LAWS(BOM)-2012-11-34

ANGEL BROKING PRIVATE LIMITED Vs. SUNIL NAGAR

Decided On November 19, 2012
Angel Broking Private Limited Appellant
V/S
Sunil Nagar Respondents

JUDGEMENT

(1.) THE Petitioner, a trading member, originalRespondent has challenged award dated 29 August 2009 passed by the Sole Arbitrator appointed by the National Stock Exchange of India Limited (for short, NSEIL), in the matter of Arbitration under Byelaws, Rules and Regulations of the NSEIL.

(2.) THE operative part of the award is as under:

(3.) ON 17 October 2008, at the opening of the market the Respondent had credit balance of Rs.4,08,016.21 and margin shortage of Rs.1,92,859.52 in respect of the outstanding open positions after the accounting for the credit balance. The Respondent was continuously was in margin shortfall from 26 September 2008. The Respondent sold 195 lots of NIFTY Put Option at a strike price of Rs.4500/ and earned the premium of Rs.1,34,75,525/ and thereby exposed itself to unlimited market risk without having the requisite margin in his account. The Respondent also bought 1 lot of NIFTY Call Option at a strike price of Rs.3400/ and 3 lots of NIFTY Put option at a strike price of Rs.3200/ and paid total premium of Rs.32,425/ as a result of which net premium of Rs.1,33,56,933.47 was credited to his ledger account. The trade of the Respondent accounted for about 41% of the total NIFTY Put Option sold on the exchange. The software was having some glitches which allowed, the premium earned on options sold erroneously, being taken into account for further limits. Thus, on account of this, the limits available to the Respondent automatically increased.
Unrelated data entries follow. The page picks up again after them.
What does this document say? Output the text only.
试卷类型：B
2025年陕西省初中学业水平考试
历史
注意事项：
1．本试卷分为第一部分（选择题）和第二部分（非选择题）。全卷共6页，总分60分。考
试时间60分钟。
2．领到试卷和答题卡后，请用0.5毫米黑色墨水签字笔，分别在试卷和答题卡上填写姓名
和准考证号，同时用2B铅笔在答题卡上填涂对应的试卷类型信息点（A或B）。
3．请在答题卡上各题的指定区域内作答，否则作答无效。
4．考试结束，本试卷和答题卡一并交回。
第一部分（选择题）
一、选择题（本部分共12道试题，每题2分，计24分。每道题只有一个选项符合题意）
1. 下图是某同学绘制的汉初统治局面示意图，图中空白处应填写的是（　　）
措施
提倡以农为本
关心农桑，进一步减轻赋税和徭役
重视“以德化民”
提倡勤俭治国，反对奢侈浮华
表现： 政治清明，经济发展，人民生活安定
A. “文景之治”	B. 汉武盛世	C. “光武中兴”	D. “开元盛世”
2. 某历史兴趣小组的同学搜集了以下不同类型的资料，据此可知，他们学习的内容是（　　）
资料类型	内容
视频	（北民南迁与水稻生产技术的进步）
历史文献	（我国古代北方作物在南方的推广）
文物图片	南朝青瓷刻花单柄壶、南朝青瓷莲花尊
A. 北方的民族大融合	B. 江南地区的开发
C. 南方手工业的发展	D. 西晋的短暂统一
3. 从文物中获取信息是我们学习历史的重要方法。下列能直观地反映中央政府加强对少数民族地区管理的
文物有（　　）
The Respondent, realizing that the system was permitting enhanced limits on premiums earned, went on selling options without any regard to the risk exposure and in the process sold 9750 (195 lots) Nifty Puts for Rs.1,34,75,525/. Even after taking into account premium earned on 17 October 2008 from the sale of NIFTY Puts for margin purpose, which is not permissible, the Respondent was still liable to pay a margin of Rs.49,19,952.85 at the close of the market on 17 October 008. Against the above liability of the Respondent towards margin payment to the tune of Rs.1,86,84,902/, the Petitioner only had an undated cheque issued by the Respondent for Rs.10 lacs. This cheque was taken from the Respondent during his trades with the Petitioner. The Respondent on request for payment of margin instructed the Petitioner to present the said cheque for Rs.10 lacs which, however, bounced on presentation. The Respondent promised to make the payment on the following day i.e. 18 October 2008 and instructed the Petitioner to get the cheque collected from his residence address before 6.00 p.m. on 18 October 2008.